So what's the solution? I feel that I should be able to make a function that concatenates const char*s together but also handle other object types such as std::string, int or double, I feel strongly that this should be capable in one line, and yet I'm unable to find any examples of it being achieved. Should I be working with char* rather than the constant variant, even though I've read that you should never change the value of char* so how would this help?
Are there any experienced C++ programmers who have resolved this issue and are now comfortable with C++ strings, what is your solution? Is there no solution? Is it impossible?
The standard way to build a string, formatting non-string types as strings, is a string stream
#include <sstream>
std::ostringstream ss;
ss << "Failure in " << __FUNCTION__ << ": foobar was " << foobar << "\n";
SetReport(ss.str());
If you do this often, you could write a variadic template to do that:
template <typename... Ts> std::string str(Ts&&...);
SetReport(str("Failure in ", __FUNCTION__, ": foobar was ", foobar, '\n'));
The implementation is left as an exercise for the reader.
In this particular case, string literals (including __FUNCTION__) can be concatenated by simply writing one after the other; and, assuming foobar is a std::string, that can be concatenated with string literals using +:
SetReport("Failure in " __FUNCTION__ ": foobar was " + foobar + "\n");
If foobar is a numeric type, you could use std::to_string(foobar) to convert it.
Plain string literals (e.g. "abc" and __FUNCTION__) and char const* do not support concatenation. These are just plain C-style char const[] and char const*.

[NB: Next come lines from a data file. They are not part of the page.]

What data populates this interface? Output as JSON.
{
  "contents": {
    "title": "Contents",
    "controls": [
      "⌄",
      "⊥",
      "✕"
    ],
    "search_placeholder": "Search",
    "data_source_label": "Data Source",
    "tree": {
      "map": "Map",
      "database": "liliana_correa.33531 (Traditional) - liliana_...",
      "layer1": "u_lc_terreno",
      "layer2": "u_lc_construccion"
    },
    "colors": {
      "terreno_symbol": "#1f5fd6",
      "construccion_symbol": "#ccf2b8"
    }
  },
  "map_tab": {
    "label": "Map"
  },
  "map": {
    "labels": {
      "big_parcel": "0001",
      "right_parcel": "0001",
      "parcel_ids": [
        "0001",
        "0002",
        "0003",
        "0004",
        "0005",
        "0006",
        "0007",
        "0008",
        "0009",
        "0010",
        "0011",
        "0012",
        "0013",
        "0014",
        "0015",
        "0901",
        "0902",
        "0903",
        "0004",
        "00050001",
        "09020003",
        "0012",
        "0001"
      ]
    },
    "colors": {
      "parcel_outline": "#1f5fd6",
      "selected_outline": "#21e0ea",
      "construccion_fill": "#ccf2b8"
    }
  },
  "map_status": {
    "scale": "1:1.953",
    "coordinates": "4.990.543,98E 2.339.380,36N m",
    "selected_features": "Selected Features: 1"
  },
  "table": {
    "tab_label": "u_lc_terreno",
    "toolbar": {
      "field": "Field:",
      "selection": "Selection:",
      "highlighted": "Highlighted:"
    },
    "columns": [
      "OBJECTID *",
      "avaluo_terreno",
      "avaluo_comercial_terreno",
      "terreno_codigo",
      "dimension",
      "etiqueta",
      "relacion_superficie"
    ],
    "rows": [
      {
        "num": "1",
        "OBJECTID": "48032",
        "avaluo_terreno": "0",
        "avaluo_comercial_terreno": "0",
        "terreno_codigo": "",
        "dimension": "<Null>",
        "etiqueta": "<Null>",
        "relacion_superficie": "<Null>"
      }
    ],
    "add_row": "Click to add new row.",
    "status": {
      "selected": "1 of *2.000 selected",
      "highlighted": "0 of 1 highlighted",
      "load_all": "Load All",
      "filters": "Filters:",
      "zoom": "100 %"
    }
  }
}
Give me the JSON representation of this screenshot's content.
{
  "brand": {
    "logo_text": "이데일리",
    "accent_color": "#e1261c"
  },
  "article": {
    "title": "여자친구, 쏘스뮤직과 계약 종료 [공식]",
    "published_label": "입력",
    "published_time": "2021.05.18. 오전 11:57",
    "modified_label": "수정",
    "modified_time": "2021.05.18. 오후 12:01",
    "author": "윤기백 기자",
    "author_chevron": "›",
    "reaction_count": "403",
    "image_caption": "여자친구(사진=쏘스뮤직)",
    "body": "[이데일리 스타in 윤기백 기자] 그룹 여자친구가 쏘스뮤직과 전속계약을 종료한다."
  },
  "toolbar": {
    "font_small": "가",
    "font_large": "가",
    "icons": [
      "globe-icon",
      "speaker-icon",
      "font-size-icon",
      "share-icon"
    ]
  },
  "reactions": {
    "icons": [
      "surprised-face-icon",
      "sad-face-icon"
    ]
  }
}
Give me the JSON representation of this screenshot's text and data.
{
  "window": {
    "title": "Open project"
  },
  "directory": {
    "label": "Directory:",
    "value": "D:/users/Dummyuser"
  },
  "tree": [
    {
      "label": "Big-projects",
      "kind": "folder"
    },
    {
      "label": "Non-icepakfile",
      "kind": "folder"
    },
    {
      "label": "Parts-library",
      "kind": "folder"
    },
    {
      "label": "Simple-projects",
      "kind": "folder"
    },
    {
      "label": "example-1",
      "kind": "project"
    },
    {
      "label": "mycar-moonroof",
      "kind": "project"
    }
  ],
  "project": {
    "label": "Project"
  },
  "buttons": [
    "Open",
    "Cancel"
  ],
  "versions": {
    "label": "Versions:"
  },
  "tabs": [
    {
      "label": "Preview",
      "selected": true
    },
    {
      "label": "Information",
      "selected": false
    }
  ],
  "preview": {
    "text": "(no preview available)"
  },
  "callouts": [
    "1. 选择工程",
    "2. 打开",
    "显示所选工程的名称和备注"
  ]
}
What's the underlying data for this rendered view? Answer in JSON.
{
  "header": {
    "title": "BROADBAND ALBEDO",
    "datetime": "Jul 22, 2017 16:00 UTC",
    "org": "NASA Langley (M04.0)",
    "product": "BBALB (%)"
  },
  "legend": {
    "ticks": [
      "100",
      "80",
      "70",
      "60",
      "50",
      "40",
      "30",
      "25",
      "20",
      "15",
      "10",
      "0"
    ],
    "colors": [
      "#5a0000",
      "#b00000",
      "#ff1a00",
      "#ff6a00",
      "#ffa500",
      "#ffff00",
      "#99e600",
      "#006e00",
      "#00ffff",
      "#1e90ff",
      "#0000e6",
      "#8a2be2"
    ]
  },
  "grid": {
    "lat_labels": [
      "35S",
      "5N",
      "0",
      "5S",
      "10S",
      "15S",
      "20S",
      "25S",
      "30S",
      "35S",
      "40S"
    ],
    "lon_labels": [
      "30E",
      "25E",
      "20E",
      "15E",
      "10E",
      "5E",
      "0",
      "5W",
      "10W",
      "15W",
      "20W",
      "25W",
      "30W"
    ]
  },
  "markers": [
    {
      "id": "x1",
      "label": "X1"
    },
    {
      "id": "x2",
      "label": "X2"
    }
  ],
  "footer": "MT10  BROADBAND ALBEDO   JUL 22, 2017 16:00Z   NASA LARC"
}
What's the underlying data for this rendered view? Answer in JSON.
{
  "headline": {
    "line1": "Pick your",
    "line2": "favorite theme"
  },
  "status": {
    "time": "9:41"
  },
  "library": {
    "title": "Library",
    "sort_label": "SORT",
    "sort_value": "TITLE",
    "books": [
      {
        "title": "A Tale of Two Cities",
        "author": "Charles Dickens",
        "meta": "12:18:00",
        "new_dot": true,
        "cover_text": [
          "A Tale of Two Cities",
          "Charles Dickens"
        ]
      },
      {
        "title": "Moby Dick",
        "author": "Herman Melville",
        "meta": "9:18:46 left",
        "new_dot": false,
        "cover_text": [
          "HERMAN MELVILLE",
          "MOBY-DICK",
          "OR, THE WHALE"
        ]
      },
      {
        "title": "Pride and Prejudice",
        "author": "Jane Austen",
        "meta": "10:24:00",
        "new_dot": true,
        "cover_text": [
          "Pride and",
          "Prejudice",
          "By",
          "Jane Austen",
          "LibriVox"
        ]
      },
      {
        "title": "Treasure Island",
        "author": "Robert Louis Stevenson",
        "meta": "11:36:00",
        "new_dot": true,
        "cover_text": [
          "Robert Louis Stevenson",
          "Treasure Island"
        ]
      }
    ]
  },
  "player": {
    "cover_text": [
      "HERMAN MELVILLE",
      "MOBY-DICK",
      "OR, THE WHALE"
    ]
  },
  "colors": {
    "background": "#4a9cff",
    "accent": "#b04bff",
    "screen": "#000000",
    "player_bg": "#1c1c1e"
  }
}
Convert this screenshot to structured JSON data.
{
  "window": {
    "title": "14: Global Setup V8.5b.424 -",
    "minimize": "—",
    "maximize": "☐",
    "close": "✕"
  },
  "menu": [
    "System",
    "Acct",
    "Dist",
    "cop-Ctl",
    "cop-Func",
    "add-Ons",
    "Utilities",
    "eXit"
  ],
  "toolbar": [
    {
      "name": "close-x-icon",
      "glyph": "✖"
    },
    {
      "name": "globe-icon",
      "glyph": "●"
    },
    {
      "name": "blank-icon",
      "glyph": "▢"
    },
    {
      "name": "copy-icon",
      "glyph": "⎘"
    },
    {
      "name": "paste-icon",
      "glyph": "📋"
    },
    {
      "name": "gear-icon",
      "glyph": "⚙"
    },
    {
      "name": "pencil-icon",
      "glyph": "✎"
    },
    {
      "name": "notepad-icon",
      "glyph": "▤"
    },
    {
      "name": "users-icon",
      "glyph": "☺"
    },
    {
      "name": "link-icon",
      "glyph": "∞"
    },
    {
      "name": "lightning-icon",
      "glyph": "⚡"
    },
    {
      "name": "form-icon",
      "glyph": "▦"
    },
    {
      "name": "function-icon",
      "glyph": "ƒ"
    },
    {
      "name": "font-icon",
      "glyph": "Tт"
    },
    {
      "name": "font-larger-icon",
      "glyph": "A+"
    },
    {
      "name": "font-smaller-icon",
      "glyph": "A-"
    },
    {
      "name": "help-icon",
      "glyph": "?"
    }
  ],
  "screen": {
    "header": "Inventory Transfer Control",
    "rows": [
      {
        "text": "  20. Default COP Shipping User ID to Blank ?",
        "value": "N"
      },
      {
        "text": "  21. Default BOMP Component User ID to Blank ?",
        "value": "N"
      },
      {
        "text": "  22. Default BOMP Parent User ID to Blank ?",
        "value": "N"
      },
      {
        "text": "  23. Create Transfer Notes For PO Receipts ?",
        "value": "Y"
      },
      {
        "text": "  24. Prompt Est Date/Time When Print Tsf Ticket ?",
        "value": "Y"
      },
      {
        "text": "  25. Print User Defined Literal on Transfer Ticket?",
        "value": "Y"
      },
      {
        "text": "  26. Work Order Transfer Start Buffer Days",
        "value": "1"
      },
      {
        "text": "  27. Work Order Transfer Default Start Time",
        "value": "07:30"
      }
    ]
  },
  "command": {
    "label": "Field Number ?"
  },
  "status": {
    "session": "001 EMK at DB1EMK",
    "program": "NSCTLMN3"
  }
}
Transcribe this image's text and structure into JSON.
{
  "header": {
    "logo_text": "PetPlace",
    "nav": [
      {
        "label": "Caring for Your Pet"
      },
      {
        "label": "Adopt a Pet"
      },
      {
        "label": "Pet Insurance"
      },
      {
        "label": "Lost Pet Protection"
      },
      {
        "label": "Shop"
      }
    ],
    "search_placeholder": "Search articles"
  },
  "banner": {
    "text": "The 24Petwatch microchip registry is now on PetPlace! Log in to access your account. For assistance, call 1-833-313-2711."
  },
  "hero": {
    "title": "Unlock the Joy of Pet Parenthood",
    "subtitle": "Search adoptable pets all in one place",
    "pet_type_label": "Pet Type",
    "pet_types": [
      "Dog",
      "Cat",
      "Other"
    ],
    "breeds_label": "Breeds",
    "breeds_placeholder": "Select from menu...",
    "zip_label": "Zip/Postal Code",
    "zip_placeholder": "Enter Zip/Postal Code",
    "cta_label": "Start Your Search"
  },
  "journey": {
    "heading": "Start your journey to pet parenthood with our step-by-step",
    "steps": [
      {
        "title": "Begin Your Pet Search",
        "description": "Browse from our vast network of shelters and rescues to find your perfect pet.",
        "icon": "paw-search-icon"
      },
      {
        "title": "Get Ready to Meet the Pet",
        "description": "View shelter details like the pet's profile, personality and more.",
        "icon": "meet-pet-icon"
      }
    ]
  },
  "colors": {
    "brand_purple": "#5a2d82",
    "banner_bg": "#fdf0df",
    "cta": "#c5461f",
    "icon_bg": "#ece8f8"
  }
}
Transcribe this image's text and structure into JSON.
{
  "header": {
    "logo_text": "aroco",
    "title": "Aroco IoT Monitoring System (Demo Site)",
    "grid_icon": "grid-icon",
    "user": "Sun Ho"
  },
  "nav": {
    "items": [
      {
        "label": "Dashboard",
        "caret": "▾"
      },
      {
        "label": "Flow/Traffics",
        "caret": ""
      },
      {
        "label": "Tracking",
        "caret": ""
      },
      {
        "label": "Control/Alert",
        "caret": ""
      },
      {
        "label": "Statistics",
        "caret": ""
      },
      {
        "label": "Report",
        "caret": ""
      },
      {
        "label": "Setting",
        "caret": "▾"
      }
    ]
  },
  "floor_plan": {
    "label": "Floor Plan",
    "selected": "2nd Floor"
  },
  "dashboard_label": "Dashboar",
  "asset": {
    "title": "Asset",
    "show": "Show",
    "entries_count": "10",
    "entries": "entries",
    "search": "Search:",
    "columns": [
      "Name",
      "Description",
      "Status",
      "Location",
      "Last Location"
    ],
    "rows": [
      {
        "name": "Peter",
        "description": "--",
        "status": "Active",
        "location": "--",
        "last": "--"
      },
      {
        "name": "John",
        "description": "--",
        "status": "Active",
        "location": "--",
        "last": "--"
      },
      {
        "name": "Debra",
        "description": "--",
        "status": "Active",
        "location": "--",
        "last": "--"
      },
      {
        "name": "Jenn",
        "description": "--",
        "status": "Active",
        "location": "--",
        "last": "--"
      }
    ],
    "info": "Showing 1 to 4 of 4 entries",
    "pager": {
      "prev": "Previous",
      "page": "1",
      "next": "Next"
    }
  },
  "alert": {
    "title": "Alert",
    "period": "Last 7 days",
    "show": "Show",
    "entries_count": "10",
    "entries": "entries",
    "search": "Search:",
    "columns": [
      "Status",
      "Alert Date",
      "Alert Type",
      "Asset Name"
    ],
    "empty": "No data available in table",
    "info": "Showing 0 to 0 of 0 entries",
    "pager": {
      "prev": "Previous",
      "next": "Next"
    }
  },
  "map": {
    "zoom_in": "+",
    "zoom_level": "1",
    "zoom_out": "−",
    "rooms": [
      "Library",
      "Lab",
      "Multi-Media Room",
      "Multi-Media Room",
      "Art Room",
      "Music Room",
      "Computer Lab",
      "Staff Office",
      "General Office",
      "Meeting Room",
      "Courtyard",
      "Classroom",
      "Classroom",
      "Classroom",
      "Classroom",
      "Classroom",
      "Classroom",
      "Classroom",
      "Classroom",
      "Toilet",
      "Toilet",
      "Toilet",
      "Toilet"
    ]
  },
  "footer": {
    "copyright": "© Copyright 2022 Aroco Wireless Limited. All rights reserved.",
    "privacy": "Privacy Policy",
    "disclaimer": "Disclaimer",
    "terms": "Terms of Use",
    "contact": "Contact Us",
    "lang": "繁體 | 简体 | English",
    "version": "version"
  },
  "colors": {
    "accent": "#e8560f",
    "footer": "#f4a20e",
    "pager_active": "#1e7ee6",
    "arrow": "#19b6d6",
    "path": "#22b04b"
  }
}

Solutions are to use some string formatting facilities or libraries, such as:
std::string and concatenation using +. May involve too many unnecessary allocations, unless operator+ employs expression templates.
std::snprintf. This one does not allocate buffers for you and not type safe, so people end up creating wrappers for it.
std::stringstream. Ubiquitous and standard but its syntax is at best awkward.
boost::format. Type safe but reportedly slow.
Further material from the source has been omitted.